MISO has said it hopes to roll out the product in mid-2021, supported by its soon-to-be-replaced market platform. (See New MISO Platform Headed to the Cloud.)

The product would be designed to furnish capacity within 30 minutes. The RTO has said it will be especially helpful in MISO South, which has less than 500 MW of offline capacity available within that time frame.

However, Robert Francis, speaking on behalf of the Entergy Operating Companies, questioned whether MISO South’s load pockets even have an adequate number of offline resources to support the 30-minute response time.

Bill Peters | © RTO Insider

“One concern is that there may not be sufficient online and offline resources in the load pockets to enable the proposed product to work as intended,” Francis said in comments to MISO. “Of the load pocket units that are typically online during periods of system stress, are these units historically dispatched at levels that they would lend themselves to the [reserve] product?”

Peters said the reserve product will better compensate available resources while “incenting new capability for offline response.” He said there won’t be a minimum target amount of such reserves.

MISO Director of Market Design Kevin Vannoy said the short-term reserves would differentiate themselves from the current contingency reserves by addressing either an excess of flow on the regional dispatch transfer constraint or restoring normal operating conditions in a load pocket following the loss of a generator sooner to avoid violations of contracts and reliability standards.

“This is a method of making sure we’re able to replenish contingency reserves following a contingency. To date, we’ve been flush, but we’re finding” that reserves are thinning, Vannoy said. He added that the short-term reserve’s price signal will attract more generation willing to furnish reserves.

MISO has published a conceptual design of short-term operating reserves where online resources and offline resources can either register as a supplier or provide availability through hourly offers in the day-ahead and real-time markets. It plans to clear the resources according to opportunity costs, offer prices and a demand curve when insufficient amounts of the reserve exist.

Restoration Energy, Uninstructed Deviations and Tx Settlements

MISO plans to form a task team later this month to begin discussions on how it should price restoration energy — energy delivered to restore the system in the event of the real-time market ceasing to function. The RTO and stakeholders revived the idea of a plan to compensate restoration energy last year. (See Old Analysis Could Guide MISO Restoration Pricing Effort.)

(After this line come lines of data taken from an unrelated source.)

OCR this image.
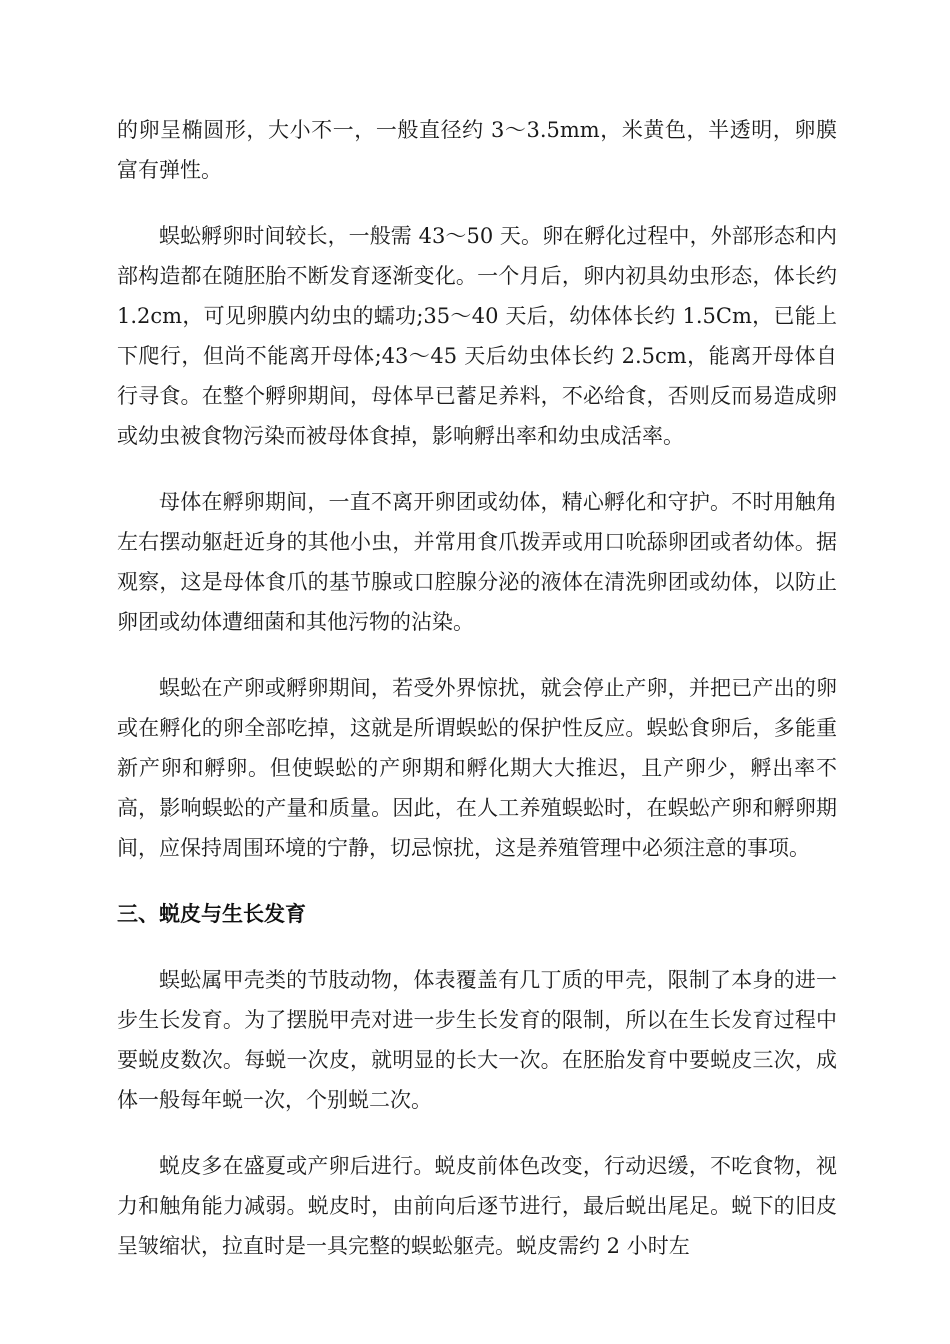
的卵呈椭圆形，大小不一，一般直径约 3～3.5mm，米黄色，半透明，卵膜富有弹性。

蜈蚣孵卵时间较长，一般需 43～50 天。卵在孵化过程中，外部形态和内部构造都在随胚胎不断发育逐渐变化。一个月后，卵内初具幼虫形态，体长约 1.2cm，可见卵膜内幼虫的蠕功;35～40 天后，幼体体长约 1.5Cm，已能上下爬行，但尚不能离开母体;43～45 天后幼虫体长约 2.5cm，能离开母体自行寻食。在整个孵卵期间，母体早已蓄足养料，不必给食，否则反而易造成卵或幼虫被食物污染而被母体食掉，影响孵出率和幼虫成活率。

母体在孵卵期间，一直不离开卵团或幼体，精心孵化和守护。不时用触角左右摆动躯赶近身的其他小虫，并常用食爪拨弄或用口吮舔卵团或者幼体。据观察，这是母体食爪的基节腺或口腔腺分泌的液体在清洗卵团或幼体，以防止卵团或幼体遭细菌和其他污物的沾染。

蜈蚣在产卵或孵卵期间，若受外界惊扰，就会停止产卵，并把已产出的卵或在孵化的卵全部吃掉，这就是所谓蜈蚣的保护性反应。蜈蚣食卵后，多能重新产卵和孵卵。但使蜈蚣的产卵期和孵化期大大推迟，且产卵少，孵出率不高，影响蜈蚣的产量和质量。因此，在人工养殖蜈蚣时，在蜈蚣产卵和孵卵期间，应保持周围环境的宁静，切忌惊扰，这是养殖管理中必须注意的事项。

三、蜕皮与生长发育

蜈蚣属甲壳类的节肢动物，体表覆盖有几丁质的甲壳，限制了本身的进一步生长发育。为了摆脱甲壳对进一步生长发育的限制，所以在生长发育过程中要蜕皮数次。每蜕一次皮，就明显的长大一次。在胚胎发育中要蜕皮三次，成体一般每年蜕一次，个别蜕二次。

蜕皮多在盛夏或产卵后进行。蜕皮前体色改变，行动迟缓，不吃食物，视力和触角能力减弱。蜕皮时，由前向后逐节进行，最后蜕出尾足。蜕下的旧皮呈皱缩状，拉直时是一具完整的蜈蚣躯壳。蜕皮需约 2 小时左
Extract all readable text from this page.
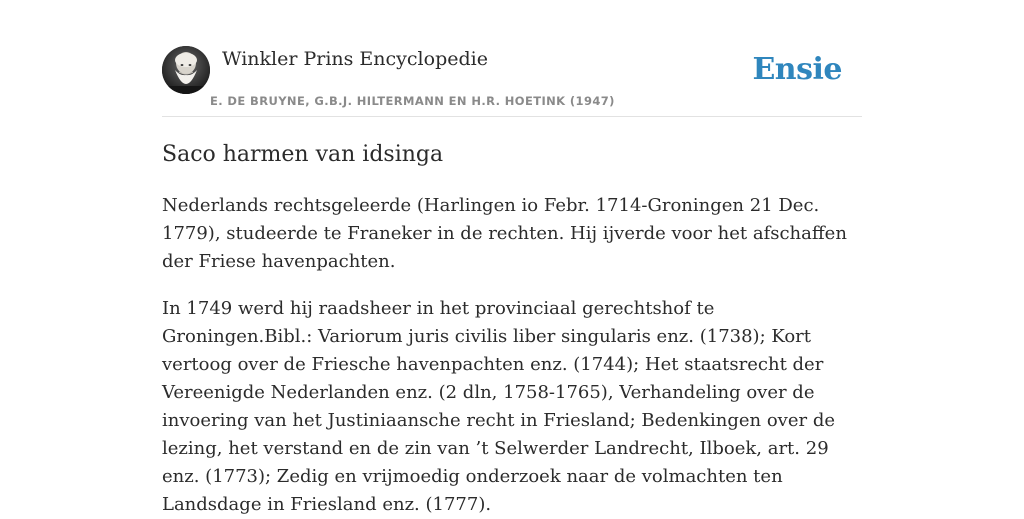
Winkler Prins Encyclopedie
E. DE BRUYNE, G.B.J. HILTERMANN EN H.R. HOETINK (1947)
Ensie
Saco harmen van idsinga

Nederlands rechtsgeleerde (Harlingen io Febr. 1714-Groningen 21 Dec. 1779), studeerde te Franeker in de rechten. Hij ijverde voor het afschaffen der Friese havenpachten.

In 1749 werd hij raadsheer in het provinciaal gerechtshof te Groningen.Bibl.: Variorum juris civilis liber singularis enz. (1738); Kort vertoog over de Friesche havenpachten enz. (1744); Het staatsrecht der Vereenigde Nederlanden enz. (2 dln, 1758-1765), Verhandeling over de invoering van het Justiniaansche recht in Friesland; Bedenkingen over de lezing, het verstand en de zin van ’t Selwerder Landrecht, Ilboek, art. 29 enz. (1773); Zedig en vrijmoedig onderzoek naar de volmachten ten Landsdage in Friesland enz. (1777).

It will also begin holding weekly conference calls Thursday to answer questions about its new uninstructed deviation threshold. The new threshold calculates a generator’s uninstructed deviation with a tolerance based on the minimum of five times the real-time ramp rate or 12% from the average set point instructions. Generators in MISO are currently flagged after they deviate by more than 8% from dispatch signals over four consecutive intervals. (See MISO Plans for New Uninstructed Deviation Rules.)

Lastly, MISO has delayed the introduction of its new transmission settlements system until spring. The new system was slated to go live March 1, but the RTO decided it required more test runs before rollout.

John Weissenborn said MISO decided to delay the new system “to allow testing and validation from market participants.” He said it will schedule a follow-up conference call in the middle of March to evaluate testing progress and discuss implementation.